“A multilingual and relatively young, flexible environment” with a winning combination of “professional and academic lecturers” — that’s how graduate Claudia Fiore describes her impression of the University of Luxembourg. She had completed a bachelor’s in Economics and Management in her home country Italy before realising that she wanted to earn an advanced degree. Her goal? To find an institution that would give her a truly international experience.
After conducting some research, she decided on the University of Luxembourg. Similar to the city it’s named after, the University of Luxembourg is quickly making a name for itself as a noteworthy institution in its own right. Times Higher Education has ranked it among the top 25 young universities worldwide as well as the top 300 universities globally. With its small, close-knit community feel, internationally-recognised programmes, and forward-looking, global approach to education, the university offers distinctive undergraduate and postgraduate experiences for any student looking to expand their horizons.
The University of Luxembourg is easily one of the most exciting institutions in Europe to be in for business and economics graduates. Its Faculty of Law, Economics and Finance (FDEF) is in the top-ranked financial centre in Europe, making for a dynamic and cosmopolitan playground for future leaders in the field.
The university’s close links with the city’s many businesses, startups, and financial institutions ensure that most programmes are tailored according to market needs. For example, the Master in Accounting and Audit, which Fiore decided to pursue, was developed in partnership with leading academics and practitioners, offering scientifically-based in-depth knowledge of all specialist areas that are relevant to the fields of accounting and auditing.
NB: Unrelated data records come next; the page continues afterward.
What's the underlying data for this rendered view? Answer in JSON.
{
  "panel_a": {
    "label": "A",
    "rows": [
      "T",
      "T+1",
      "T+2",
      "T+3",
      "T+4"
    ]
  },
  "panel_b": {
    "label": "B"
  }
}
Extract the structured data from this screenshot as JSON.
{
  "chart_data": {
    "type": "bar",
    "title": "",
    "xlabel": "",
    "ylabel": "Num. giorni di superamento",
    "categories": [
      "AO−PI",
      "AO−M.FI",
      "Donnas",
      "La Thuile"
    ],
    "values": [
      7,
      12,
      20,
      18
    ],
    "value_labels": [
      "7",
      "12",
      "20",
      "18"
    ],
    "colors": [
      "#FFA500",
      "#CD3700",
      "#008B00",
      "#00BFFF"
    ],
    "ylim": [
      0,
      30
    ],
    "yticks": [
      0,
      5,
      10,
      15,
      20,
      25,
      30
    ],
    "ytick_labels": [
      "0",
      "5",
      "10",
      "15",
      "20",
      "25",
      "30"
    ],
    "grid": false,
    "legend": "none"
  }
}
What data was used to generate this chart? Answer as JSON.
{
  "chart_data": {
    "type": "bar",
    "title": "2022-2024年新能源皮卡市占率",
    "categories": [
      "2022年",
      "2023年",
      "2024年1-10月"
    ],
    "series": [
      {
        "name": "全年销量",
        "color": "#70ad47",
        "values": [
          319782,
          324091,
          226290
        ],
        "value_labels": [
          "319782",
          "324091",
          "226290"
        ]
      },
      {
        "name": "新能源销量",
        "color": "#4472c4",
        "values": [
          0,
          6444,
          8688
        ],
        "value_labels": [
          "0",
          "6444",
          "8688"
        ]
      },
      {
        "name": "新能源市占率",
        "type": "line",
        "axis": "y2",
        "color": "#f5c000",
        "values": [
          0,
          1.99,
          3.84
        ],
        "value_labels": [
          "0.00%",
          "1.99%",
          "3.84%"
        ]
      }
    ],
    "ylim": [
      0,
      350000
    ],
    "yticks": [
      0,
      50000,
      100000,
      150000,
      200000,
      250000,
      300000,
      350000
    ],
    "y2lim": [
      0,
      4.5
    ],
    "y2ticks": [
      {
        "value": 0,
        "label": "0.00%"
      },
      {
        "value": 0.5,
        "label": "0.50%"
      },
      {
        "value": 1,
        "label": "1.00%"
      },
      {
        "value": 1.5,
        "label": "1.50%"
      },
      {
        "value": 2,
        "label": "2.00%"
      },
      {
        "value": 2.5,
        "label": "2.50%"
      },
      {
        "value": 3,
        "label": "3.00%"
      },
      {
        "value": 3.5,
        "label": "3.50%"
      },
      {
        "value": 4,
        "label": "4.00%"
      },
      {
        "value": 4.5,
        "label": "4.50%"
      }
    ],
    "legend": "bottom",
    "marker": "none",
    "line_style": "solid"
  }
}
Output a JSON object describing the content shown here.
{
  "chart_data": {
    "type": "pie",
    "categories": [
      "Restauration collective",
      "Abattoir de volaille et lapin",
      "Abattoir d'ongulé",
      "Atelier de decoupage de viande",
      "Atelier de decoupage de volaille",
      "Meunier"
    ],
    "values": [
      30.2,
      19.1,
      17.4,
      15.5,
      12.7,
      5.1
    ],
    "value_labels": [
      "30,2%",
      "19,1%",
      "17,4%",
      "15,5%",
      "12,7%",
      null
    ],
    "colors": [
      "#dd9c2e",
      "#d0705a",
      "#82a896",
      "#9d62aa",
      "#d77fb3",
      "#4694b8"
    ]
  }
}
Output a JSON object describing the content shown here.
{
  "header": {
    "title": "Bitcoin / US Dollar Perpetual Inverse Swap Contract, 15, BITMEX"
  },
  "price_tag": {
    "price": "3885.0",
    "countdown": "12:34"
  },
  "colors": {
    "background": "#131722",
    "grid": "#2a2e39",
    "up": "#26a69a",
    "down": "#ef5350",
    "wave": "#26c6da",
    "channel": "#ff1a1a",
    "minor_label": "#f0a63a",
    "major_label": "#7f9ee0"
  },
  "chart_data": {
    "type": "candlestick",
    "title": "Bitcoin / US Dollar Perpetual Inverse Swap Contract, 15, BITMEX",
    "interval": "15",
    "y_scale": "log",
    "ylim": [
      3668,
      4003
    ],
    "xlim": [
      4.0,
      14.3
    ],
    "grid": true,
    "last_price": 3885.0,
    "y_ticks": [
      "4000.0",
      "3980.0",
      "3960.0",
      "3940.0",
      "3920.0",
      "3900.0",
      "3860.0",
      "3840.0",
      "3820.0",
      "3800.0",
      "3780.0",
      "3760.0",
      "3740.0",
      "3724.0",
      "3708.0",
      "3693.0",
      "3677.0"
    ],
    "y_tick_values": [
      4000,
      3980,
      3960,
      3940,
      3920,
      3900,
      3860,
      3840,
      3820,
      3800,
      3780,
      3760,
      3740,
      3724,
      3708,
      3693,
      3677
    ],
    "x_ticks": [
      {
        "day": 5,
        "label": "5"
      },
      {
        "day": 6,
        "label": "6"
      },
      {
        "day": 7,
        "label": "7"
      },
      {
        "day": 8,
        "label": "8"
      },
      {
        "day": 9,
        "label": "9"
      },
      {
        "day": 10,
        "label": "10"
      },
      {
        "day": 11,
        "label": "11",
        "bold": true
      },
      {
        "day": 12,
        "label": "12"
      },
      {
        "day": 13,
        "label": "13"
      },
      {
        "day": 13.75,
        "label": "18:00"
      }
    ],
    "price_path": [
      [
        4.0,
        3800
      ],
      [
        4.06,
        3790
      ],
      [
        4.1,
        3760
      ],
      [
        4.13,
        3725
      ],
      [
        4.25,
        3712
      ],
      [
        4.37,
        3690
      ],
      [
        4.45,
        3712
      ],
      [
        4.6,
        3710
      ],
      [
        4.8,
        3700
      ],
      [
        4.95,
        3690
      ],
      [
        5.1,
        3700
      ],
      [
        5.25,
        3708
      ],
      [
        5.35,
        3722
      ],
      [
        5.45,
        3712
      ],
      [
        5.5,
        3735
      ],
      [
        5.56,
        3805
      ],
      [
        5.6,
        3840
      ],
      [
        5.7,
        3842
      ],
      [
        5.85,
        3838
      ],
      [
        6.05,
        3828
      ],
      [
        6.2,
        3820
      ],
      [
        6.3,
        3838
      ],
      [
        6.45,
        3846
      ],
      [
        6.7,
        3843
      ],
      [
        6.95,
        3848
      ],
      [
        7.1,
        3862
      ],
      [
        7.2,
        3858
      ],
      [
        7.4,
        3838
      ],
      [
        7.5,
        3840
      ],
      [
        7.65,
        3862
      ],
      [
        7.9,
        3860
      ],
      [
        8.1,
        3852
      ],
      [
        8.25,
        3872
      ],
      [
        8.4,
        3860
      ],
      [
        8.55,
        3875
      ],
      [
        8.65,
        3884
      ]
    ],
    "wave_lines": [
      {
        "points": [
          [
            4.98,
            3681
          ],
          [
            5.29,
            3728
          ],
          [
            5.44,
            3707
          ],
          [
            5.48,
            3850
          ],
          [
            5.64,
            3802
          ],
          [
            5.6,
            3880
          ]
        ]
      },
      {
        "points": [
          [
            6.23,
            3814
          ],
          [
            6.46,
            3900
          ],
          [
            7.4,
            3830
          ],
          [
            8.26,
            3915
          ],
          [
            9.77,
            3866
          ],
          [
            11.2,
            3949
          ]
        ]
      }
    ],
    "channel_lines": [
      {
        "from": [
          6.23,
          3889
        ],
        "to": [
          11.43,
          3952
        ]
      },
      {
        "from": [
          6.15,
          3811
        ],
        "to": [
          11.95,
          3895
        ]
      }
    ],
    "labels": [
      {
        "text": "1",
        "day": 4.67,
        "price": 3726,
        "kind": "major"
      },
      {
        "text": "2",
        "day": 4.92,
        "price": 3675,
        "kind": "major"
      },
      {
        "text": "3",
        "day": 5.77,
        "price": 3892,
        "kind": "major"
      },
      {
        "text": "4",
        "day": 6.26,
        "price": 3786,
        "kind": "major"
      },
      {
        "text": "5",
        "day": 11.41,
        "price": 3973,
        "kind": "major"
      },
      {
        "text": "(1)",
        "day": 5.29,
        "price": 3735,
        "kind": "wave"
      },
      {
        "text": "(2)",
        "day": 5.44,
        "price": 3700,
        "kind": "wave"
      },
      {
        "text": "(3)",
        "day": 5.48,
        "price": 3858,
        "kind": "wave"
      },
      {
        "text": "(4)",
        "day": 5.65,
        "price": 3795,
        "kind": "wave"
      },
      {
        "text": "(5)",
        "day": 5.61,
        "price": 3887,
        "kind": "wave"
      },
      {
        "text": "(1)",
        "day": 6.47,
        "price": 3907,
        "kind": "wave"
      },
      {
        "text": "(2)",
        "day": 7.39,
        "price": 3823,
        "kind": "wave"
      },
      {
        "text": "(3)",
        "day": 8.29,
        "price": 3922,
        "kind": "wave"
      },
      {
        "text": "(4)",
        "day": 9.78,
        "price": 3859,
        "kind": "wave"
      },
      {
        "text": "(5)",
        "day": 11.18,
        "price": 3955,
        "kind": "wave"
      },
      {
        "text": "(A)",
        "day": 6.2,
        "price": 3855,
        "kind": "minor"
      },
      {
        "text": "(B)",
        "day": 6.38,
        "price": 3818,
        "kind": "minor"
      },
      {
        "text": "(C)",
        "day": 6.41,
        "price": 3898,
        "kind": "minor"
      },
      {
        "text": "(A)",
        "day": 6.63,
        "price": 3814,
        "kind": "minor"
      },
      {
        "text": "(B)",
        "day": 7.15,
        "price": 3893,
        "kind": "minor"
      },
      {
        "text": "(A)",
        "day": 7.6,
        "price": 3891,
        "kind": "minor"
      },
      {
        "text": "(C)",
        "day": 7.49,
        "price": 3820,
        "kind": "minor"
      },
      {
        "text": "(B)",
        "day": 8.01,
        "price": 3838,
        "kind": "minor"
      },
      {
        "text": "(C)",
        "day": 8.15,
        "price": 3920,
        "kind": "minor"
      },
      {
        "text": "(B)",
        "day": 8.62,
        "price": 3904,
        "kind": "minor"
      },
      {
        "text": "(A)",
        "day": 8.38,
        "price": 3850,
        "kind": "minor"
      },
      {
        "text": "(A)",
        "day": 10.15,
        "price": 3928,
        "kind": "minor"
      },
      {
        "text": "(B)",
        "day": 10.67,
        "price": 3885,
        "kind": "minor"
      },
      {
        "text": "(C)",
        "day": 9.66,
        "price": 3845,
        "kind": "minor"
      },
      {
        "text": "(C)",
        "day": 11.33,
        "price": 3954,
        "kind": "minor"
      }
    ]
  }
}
That’s not to distract from the university’s emphasis on practical exposure, such as internships and mobility programmes. Take the story of Valentin Roulez, a graduate of the MSc in Finance and Economics programme, for example. He had the opportunity to undertake an internship at the Banque de Luxembourg as part of his studies.
“The internship allowed me to understand how the theory I learned in class is put into practice,” he shares. “My lectures about the asset and fund management industry helped me understand the functions of depositary banks, transfer agents, distributors, and other players in the fund industry. Looking at the reality of the fund market, I realised just how large and complex the fund industry really is.”
Fiore similarly applied for a student job in finance at the beginning of her year, juggling her work and academics at the same time. “I think that the university has a unique, flexible environment and this encouraged me not to limit myself in my working choices,” she says. She found the Career Centre especially useful. “It is really proactive and there are different organised events to get in touch with companies.”
It’s only natural, then, that the seemingly endless repository of opportunities and experiences offered by the university attracts students from all over the world. At the moment, the university is home to students from 130 nationalities, as well as a diverse community of staff and professors. It is common to find students across the university’s three campuses speaking a multitude of different languages. This gives students here an added advantage: that of being surrounded by a multicultural and inherently international learning environment.
This is in part enabled by the university’s unique multilingual curriculum. Programmes here are often taught in two to three languages — encompassing French, English, German and Luxembourgish. This allows students to learn beyond the expected curriculum of a traditional master’s degree, and has earned the university a place among the top three institutions worldwide for its international outlook.
The University of Luxembourg remains fairly small, with only 6,783 students, 950 doctoral candidates and 283 professors. This not only makes for a close-knit, supportive, and intimate community, but allows students to benefit from small class sizes and form privileged relationships with the institution’s esteemed academic body.
Students at the University of Luxembourg are just as engaged outside lecture halls too.
“As far as student life goes, the university has a number of student associations that throw events, and you can actually create a student association of your own,” says Sheena, a US-born master’s student based at the Belval Campus, the university’s main site. “The university also offers a Campus Sport programme, and they have classes such as yoga, kickboxing, and self-defence.”
Lifestyle aside, travelling is also convenient for students — Luxembourg offers free public transport for everyone, while getting to the city centre is convenient with the train.
All in all, the University of Luxembourg offers an environment that’s as inspiring as it is motivating. It’s certainly an experience Fiore will never forget. “I feel that being part of the University of Luxembourg eased my adaptation to another country. Luxembourg is finally home for me.”